On set, every actor has techniques that help them build chemistry with co-actors in order to easily create compelling on-screen relationships. For Olowoniyan, this includes striking a friendly conversation, sharing a drink, or engaging in any simple activity that helps them both relax and break the fourth wall, to achieve seamless intimate or romantic scenes. Earlier in her career, she prioritized having a sit-down before shooting; but having amassed more experience, she now has the capacity to mentally switch into her character despite the lingering preference for proper rehearsals.
“If I am meeting an actor for the first time I make sure we talk,” Olowoniyan says. “If it’s someone I already know, sometimes we just dive in because the comfort is already there.” To buttress this point, she recalls meeting and working without a young actor that played the role of her son, Nifemi, on Everything Light Touches, an MTF project. Before filming, the actor drew her attention to the fact that his mother was someone she had worked with years ago on Battleground and Hush for Africa Magic. That connection immediately broke the ice , as they video-called his mother. It made their on-screen relationship a smooth sail afterwards.
The globalization of Nollywood has made the industry’s productions accessible to people from different parts of the world, particularly through streaming giants like Netflix and Prime Video and festival circuits. It has also made it easier to propagate Nigeria’s inherently heterogenous nature, offering a leeway to films made in indigenous languages. Nevertheless, Olowoniyan is wary of western influences and hopes the industry maintains authenticity while trying to match global standards in production and technical quality. “A Nigerian film shouldn’t feel like an American film; it should feel Nigerian but meet the same global quality,” she says. This, she strongly believes, safeguards the country’s culture and identity against adulteration.
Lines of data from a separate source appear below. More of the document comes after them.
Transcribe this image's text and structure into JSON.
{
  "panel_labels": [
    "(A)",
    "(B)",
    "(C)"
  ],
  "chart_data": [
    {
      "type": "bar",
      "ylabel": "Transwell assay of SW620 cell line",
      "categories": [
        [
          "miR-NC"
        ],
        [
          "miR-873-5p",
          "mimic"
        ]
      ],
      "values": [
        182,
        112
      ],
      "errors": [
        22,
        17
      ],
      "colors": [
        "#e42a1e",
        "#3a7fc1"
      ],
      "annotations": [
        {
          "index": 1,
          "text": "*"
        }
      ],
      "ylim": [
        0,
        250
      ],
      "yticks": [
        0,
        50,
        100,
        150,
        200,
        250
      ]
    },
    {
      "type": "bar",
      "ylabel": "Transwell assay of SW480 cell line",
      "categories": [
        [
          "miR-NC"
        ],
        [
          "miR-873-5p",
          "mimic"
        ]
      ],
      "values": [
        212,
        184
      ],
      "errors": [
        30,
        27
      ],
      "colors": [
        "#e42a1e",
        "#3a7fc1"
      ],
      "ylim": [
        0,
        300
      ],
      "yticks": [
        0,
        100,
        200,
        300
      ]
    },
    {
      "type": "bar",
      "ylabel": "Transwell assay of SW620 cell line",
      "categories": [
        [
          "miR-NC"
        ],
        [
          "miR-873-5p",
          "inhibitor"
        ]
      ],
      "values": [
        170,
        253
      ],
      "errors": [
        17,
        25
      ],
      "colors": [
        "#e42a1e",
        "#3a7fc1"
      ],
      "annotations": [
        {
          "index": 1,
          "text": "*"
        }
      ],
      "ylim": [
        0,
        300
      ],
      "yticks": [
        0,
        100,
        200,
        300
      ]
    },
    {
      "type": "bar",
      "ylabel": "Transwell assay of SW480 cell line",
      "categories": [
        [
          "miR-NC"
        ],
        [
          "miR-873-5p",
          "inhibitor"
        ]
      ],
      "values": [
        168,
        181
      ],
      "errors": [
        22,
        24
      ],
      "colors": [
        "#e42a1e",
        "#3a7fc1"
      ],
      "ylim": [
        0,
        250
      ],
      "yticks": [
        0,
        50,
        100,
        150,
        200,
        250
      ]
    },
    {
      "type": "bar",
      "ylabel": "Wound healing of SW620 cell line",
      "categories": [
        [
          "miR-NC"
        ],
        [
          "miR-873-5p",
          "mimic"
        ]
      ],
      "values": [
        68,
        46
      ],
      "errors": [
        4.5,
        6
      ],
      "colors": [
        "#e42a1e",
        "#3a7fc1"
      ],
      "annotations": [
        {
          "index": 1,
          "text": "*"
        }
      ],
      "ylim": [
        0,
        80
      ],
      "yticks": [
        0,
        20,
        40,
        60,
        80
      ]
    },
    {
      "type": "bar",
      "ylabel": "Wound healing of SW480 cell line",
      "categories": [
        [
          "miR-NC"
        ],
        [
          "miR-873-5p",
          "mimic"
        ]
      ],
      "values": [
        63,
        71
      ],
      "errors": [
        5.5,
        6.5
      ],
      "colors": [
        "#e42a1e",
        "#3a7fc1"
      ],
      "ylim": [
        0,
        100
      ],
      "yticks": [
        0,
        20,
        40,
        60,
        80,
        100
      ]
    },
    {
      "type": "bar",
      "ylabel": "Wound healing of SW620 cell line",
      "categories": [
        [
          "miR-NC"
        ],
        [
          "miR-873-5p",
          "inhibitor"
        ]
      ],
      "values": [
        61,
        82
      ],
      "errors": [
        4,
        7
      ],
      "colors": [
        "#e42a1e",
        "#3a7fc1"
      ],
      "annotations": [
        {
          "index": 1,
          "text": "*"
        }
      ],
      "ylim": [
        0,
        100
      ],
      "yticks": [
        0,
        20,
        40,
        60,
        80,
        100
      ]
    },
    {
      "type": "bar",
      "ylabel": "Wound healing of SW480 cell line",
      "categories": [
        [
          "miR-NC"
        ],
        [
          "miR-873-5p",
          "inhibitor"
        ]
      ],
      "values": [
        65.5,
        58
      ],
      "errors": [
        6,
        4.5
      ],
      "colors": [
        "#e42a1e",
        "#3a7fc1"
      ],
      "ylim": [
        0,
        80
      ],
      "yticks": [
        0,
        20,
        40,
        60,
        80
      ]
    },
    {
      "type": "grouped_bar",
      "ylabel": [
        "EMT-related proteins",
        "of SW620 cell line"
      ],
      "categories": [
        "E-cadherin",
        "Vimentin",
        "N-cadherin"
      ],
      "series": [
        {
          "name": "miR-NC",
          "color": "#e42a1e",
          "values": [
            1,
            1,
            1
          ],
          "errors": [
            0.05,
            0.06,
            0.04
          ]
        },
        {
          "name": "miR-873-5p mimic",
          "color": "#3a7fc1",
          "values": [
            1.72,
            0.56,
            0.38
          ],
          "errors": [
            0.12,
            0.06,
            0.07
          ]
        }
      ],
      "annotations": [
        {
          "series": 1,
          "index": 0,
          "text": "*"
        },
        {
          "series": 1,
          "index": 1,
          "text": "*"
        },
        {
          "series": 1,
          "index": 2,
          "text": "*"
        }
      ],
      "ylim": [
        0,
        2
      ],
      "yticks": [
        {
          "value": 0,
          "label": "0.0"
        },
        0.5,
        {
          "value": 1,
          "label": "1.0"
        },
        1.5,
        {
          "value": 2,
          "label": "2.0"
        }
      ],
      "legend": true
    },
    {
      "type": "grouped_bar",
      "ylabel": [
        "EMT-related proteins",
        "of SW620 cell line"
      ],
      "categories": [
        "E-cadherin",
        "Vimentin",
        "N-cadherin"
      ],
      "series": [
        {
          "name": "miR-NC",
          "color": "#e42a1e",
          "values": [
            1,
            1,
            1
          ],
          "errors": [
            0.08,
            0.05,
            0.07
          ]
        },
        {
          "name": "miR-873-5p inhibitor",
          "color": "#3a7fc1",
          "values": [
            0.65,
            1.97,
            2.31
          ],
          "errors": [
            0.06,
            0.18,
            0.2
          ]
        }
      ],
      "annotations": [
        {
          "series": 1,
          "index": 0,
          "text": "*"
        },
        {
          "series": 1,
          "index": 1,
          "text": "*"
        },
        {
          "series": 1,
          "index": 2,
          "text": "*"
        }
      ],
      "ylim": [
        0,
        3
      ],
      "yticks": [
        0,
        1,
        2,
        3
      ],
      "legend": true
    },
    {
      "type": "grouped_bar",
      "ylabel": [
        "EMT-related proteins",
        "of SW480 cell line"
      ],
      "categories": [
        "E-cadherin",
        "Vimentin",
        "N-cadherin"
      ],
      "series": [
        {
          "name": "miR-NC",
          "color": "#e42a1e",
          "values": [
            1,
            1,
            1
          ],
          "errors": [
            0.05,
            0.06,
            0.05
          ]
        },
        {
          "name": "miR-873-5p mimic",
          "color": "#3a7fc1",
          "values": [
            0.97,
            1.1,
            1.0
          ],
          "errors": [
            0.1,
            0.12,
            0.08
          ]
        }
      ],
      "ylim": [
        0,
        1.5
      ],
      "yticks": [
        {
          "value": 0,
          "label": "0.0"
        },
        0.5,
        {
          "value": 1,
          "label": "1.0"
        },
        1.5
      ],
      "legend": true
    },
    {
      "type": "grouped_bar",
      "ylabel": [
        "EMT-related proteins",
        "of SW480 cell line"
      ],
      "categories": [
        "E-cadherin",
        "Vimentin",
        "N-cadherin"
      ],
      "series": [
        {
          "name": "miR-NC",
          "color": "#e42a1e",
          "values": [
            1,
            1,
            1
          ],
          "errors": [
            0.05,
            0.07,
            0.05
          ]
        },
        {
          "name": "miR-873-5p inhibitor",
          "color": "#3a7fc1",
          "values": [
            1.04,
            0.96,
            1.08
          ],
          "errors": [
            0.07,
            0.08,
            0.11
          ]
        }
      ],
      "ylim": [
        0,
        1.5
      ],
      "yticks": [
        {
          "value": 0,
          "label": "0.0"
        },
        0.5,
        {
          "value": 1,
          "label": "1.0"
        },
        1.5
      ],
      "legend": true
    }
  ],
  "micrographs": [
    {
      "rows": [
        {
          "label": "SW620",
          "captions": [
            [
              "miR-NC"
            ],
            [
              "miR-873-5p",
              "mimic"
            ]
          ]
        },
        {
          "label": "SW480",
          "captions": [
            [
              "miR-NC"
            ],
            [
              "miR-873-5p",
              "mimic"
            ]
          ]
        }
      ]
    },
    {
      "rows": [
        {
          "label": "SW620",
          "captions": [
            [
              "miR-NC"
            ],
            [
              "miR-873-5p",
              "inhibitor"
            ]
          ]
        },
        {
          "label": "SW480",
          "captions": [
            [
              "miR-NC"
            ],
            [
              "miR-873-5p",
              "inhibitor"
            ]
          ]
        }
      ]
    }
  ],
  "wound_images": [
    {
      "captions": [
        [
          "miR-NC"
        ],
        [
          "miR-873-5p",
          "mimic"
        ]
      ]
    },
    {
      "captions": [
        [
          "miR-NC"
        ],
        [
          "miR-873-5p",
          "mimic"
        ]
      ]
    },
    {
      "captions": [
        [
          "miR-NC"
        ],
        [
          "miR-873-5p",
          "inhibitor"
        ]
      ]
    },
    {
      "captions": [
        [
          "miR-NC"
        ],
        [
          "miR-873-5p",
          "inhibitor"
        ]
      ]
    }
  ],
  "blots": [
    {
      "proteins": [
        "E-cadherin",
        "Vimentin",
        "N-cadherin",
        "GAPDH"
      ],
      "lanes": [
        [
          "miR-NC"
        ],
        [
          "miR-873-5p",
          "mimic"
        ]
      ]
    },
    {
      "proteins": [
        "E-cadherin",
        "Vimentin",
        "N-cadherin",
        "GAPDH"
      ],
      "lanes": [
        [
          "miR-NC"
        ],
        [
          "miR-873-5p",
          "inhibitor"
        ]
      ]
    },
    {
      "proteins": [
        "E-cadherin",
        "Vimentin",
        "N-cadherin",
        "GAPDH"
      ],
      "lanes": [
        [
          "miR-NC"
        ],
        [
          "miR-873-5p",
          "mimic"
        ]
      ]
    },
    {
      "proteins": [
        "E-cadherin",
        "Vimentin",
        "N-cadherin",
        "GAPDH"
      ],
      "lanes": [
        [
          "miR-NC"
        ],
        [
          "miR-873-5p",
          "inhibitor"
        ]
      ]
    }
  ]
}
Out of the desire to further explore original contents, Olowoniyan recently launched her YouTube channel, an info-edutainment platform where every piece of content, she says, has a lesson, from nostalgic Christmas moments to Valentine butterflies, to shows that celebrate actors and fathers. The excitement about her current career status and prospects is understandable: she received a Best Actress nomination at the Toronto Nollywood International Film Festival, and has a grand project coming out this December. Drifting away from work, she enjoys cooking—what she describes as “a love language” and “one thing you can’t separate from me”—and baking for fun. With other hobbies, such as travelling, communing with nature and working out to stay physically and mentally fit, a wholesome personality of hers is formed.
In an industry that seems aspirational for raw acting talents, Olowoniyan feels young women stand a chance. But this, she says, comes at certain costs: skill development, lots of acting practice, rehearsing with mirrors in the house, taking favourite movie scenes and performing them in five different ways, preparing before the arrival of opportunities, trusting the process. To her, an actor should not just be selling a mood board on social media.
“There’s a difference between being a showman and a performer; choose your path and do it diligently,” she stresses. “For some people, it falls on their lap, but I strongly believe in the process. The gratification in the journey prepares you for the moment success comes.”